I leaned over the bed to give my slumbering daughter a kiss goodnight. Abby woke up and mumbled, "Daddy, you saved my life!" I chuckled. All I did was give her a kiss. I asked her, "Are you having a bad dream, honey?" "No, just your being here saved me." I laughed later as I told my wife, Tracy, what our sleeping beauty said.
Inside, though, I was beaming. What dad doesn't want to be his daughter's lifesaver. I am keenly aware that these special daddy-daughter moments are numbered. She doesn't call me daddy too often anymore - mostly "dad." Don't get me wrong. "Dad" sounds pretty good, but I still long for the pig-tail and ribbon days when I was The Man. You dads know what I mean.
A friend told me some time ago that the time comes when daughters look at their dads differently. Dad is no longer cool. In fact, he is a little embarrassing. The funny things that he used to do that made her giggle, now elicit a roll of the eyes and an I-can't-believe-we're-related sort of sigh. My friend's solution to the problem: whenever his daughter and her girlfriends are in the car with him he turns up the oldies station and sings at the top of his lungs. My kind of guy.
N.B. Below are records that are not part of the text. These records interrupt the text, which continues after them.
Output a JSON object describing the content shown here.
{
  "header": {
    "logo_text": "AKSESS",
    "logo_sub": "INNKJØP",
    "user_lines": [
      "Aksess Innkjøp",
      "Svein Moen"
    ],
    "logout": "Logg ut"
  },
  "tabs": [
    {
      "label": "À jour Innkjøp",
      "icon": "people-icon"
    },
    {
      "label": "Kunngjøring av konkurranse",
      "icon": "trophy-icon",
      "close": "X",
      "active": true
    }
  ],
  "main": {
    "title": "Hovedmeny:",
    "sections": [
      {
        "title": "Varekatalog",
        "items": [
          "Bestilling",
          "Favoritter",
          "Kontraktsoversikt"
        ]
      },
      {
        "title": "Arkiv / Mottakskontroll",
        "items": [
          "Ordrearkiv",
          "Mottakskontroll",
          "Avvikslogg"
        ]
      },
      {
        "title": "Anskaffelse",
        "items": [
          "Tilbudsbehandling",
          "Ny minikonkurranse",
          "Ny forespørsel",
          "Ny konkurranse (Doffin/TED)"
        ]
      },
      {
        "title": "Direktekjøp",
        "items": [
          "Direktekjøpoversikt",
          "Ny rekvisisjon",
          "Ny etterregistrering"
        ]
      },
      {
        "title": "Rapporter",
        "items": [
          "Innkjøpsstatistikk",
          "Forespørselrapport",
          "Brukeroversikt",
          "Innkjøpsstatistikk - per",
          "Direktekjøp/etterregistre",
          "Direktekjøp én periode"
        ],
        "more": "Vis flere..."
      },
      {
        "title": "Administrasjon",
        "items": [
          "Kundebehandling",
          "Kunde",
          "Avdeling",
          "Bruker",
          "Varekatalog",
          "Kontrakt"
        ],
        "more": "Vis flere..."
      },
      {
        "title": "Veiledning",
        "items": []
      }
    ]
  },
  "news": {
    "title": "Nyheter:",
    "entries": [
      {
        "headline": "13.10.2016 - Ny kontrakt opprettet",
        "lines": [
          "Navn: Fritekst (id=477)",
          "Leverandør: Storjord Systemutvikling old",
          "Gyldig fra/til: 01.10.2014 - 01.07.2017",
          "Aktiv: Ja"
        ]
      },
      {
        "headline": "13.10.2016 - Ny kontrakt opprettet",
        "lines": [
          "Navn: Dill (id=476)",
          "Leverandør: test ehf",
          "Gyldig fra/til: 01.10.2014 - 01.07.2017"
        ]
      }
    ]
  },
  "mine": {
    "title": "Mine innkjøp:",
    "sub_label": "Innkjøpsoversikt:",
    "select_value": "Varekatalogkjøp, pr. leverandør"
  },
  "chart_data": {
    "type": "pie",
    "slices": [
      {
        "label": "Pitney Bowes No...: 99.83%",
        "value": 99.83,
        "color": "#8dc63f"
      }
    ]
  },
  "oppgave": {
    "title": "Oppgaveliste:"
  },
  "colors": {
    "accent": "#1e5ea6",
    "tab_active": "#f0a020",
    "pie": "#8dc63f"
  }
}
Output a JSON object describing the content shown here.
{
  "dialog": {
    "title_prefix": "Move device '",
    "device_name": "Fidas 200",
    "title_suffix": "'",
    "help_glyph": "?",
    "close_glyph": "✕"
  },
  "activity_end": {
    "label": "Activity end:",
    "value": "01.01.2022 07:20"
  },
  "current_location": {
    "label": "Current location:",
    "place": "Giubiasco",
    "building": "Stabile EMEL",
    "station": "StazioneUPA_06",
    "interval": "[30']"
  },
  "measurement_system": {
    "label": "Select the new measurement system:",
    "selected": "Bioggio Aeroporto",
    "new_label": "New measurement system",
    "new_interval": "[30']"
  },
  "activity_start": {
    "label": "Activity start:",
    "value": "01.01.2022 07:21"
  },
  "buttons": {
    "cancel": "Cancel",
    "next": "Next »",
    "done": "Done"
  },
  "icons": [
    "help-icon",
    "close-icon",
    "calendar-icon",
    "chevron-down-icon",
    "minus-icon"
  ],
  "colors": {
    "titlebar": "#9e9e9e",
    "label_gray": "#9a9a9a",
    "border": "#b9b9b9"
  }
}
Still, there may be some truth in her words. Although I didn't save her life when I leaned over her to peck her on the cheek, I am the one who, together with her mom, gave her life. I am the source of her life. I am also the one who protects and nurtures her. And I
would die for her. Even though I'm pretty certain she has never thought, "Dad would die to save my life," she knows that she is safe when she is with me.
Abby is learning about another Father who did save her life by surrendering His own. This Father came to earth as God incarnate – God in the flesh. He took the name Jesus – the very name which means "salvation." He lived a life of perfection, showing Abby and all who want to be like Him how to have life, and not just life but abundant life. And then He died. Not a natural death. He didn't live to old age and die in His sleep. Jesus didn't die from some random accident. He died intentionally. Though without sin, Jesus said to Abby and to me . . . and to you . . . "I will pay the penalty for your sin." He said to His Father, "I know that your children cannot be in your presence if they are sinful, so I will take their sins to the cross with me, and there I will pay for them." Now that is love. In fact, it is an amazing love.
The truth is, I am amazed that Abby loves me. After all, I often lose my temper. I can't seem to help her with long division without both of us pulling our hair out. I am entirely unworthy of her amazing daughter-love. As amazing as my daughter’s love is, my Heavenly Father's love for me is even more incredible. And someday when they lay me down for the last time, and I awake to find my Daddy leaning over me to peck me on the cheek, I will look up at my Abba and say, "Daddy, you saved my life!" And, I'll be right. He has.